Un importante compleanno, quello di Venezia 2021: una delle città più iconiche al mondo compie 1600 anni. E così Novara, città d’acqua, rende omaggio alla città d’acqua per antonomasia con una mostra curata da Elisabetta Chiodini e allestita nelle sale del Castello visconteo che fino a qualche decennio fa ospitavano le carceri della città piemontese.
Difficile trovare una definizione univoca di Venezia: regina del mare e della terraferma fino a Campoformio, porta d’Oriente, tappa-chiave del Gran Tour settecentesco e infine gemma dell’immaginario collettivo per il suo essere sospesa in una dimensione a metà tra la terra e il mare, dove la luce sostanzia la sua bellezza.
La mostra, inaugurata lo scorso 31 ottobre, terminerà il prossimo 13 marzo, e ci porta per mano alla scoperta di una generazione di artisti che, veneziani di nascita o di adozione, scelsero la città come quinta della loro pittura tra gli anni trenta del secolo XIX e i primi del Novecento.
Le settanta opere esposte in otto sale ci raccontano tutti i generi di pittura; la pittura dal vero, quella di storia e di vita quotidiana, ma soprattutto il superamento dalla veduta a favore del paesaggio lagunare e delle sue straordinarie condizioni di luce.

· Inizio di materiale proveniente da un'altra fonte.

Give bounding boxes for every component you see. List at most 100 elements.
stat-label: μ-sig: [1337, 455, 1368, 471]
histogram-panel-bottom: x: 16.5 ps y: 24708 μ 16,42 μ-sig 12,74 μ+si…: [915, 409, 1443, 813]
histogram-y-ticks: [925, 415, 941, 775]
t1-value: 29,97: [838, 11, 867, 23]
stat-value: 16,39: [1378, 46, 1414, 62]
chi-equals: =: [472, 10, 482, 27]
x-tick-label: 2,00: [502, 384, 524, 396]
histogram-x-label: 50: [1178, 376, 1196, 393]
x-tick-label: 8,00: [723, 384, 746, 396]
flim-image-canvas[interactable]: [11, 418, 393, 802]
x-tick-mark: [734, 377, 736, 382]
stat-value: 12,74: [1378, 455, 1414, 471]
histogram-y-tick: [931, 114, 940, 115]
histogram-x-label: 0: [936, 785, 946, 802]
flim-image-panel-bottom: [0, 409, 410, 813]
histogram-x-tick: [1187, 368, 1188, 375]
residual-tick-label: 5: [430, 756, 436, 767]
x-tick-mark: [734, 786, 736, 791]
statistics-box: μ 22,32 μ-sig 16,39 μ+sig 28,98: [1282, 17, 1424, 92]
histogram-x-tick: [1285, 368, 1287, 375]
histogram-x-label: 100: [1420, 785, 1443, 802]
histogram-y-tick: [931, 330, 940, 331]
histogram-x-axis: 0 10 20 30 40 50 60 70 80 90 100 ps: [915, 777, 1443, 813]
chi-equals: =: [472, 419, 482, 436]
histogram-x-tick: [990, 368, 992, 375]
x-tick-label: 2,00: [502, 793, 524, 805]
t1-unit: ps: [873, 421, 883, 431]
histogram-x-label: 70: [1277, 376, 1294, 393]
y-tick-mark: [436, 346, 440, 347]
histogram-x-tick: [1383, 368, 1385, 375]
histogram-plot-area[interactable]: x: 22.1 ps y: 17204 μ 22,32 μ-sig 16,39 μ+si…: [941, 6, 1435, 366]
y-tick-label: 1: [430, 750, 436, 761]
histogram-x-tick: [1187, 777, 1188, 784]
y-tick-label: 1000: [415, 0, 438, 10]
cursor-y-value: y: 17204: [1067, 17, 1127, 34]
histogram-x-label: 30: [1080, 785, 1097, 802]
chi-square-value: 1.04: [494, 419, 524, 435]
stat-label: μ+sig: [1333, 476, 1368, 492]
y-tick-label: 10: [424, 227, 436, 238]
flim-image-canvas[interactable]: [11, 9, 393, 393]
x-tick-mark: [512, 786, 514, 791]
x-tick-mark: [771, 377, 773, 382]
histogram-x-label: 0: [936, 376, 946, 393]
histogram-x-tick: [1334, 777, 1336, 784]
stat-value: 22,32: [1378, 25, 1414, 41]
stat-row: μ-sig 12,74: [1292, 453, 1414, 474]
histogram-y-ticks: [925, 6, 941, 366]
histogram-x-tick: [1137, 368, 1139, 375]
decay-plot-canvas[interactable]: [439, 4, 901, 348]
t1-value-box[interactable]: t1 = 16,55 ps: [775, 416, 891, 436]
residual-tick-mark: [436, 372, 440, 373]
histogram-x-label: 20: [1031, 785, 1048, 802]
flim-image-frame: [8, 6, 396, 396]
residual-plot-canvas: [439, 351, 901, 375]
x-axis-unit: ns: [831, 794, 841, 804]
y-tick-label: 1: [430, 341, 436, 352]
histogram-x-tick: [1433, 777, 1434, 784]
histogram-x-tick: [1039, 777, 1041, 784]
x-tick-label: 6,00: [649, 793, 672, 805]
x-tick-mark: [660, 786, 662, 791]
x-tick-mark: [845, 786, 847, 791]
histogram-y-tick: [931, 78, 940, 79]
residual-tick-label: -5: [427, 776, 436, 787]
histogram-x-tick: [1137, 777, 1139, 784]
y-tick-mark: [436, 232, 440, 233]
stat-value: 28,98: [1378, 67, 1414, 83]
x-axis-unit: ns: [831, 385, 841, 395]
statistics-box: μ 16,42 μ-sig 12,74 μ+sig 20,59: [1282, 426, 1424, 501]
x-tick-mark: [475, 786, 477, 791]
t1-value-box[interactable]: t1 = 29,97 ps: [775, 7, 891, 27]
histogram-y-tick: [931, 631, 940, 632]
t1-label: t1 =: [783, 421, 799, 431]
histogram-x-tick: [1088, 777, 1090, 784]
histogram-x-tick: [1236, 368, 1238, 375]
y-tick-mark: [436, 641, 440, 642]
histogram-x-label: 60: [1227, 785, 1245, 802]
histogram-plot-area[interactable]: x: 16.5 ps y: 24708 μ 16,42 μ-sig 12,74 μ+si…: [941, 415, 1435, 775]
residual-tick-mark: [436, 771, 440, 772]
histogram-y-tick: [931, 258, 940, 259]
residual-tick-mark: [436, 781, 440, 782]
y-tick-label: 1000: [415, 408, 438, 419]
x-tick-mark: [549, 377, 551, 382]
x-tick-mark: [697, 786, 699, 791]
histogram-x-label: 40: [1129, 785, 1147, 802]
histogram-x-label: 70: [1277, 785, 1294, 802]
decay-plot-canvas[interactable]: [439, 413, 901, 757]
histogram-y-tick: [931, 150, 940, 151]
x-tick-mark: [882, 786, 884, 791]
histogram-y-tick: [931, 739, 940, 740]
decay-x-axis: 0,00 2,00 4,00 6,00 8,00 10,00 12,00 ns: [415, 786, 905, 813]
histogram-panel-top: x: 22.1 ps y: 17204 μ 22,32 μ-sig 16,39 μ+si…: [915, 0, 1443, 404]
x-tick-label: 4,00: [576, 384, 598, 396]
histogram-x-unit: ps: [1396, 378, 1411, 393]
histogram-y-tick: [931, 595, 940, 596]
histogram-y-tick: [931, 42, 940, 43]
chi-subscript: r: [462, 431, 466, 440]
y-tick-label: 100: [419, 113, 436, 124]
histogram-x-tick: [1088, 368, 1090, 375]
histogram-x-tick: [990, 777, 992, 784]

Prima di cominciare il percorso al primo piano, a piano terra ci imbattiamo in una grande tela del 1857 di Francesco Hayez, Prete Orlando da Parma inviato di Arrigo IV di Germania e difeso da Gregorio VII contro il giusto sdegno del sinodo romano: è un’opera corale, il linguaggio è purista e insieme realista nel gesto del sacerdote che trattiene per i capelli il prete, reo solamente di essere l’ambasciatore della destituzione di Gregorio VII.
La prima sala è dedicata alla pittura di storia con tele di Francesco Hayez e di altri. Scena in laguna con figure (1862-65) di Antonio Zona è un’opera dai molti significati: su una barca in laguna un gruppo di persone simboleggia l’annessione di Venezia all’Italia dopo la Terza guerra d’Indipendenza. Così sembra dirci il ragazzo che regge l’immagine di Vittorio Emanuele II, e il tricolore degli abiti vuole alludere alla speranza di un futuro migliore.
Ma è nella seconda sala che si assiste alla trasformazione del vedutismo nella pittura di paesaggio con opere di Giuseppe Canella, Domenico Bresolin, Giacomo Favretto. Il vedutismo e le quinte architettoniche cedono il passo all’attenzione per le suggestioni atmosferiche, la luce cangiante, il colore.
L’alfiere del superamento del vedutismo è Guglielmo Ciardi cui è dedicata la terza sala. Ciardi ci introduce alla scoperta della poesia della laguna; nelle sue tele, ambientate anche in terraferma, la luce, le poche persone e l’atmosfera quasi metafisica restituiscono l’immagine della laguna come terra di mezzo tra mare, cielo e terra. Mulino sul Sile del 1877-78 ne è un esempio: è una tela costruita sulla diagonale del canale con la luce cristallina di un mattino estivo che permea ogni cosa.
Sempre negli anni ottanta l’arte veneziana si ispira anche al vero, con pittori come Luigi Nono e Giacomo Favretto, e la «pittura del vero» è la protagonista dell’ultimo tratto del percorso espositivo con una quadruplice declinazione: vita familiare, mondo del lavoro, idillio amoroso e devozione popolare.
In Verso sera presso Polcenigo, del 1873, Luigi Nono dà voce a una visione lirica e intimista della campagna friulana. Il paesaggio è il grande protagonista anche della tela di Giacomo Favretto, La mietitura del riso (1876 ca) dove però non c’è alcun riferimento sociale al mondo del lavoro.
Ma qualcosa sta cambiando sul finire del secolo: del 1895 è la prima Esposizione internazionale d’Arte, e Venezia si apre alle suggestioni del gusto d’Oltralpe. A conclusione del percorso, le opere realizzate a cavallo tra gli anni ottanta e novanta da artisti quali Ettore Tito e Mario De Maria che con I monaci dalle occhiaie vuote (1888), mostra un chiaro simbolismo vicino alla pittura di Böcklin.
Il modo migliore per congedarsi dalla mostra è cogliere l’intensità della popolana che stende i panni in Biancheria al vento (1901) di Ettore Tito, pittore dell’aria e del movimento.
Ecco: l’aria, la luce, le suggestioni del paesaggio sono la cifra che rendono Venezia unica al mondo, «il gioco di fata Morgana e una visione del cuor profondo» della poesia di Diego Valeri.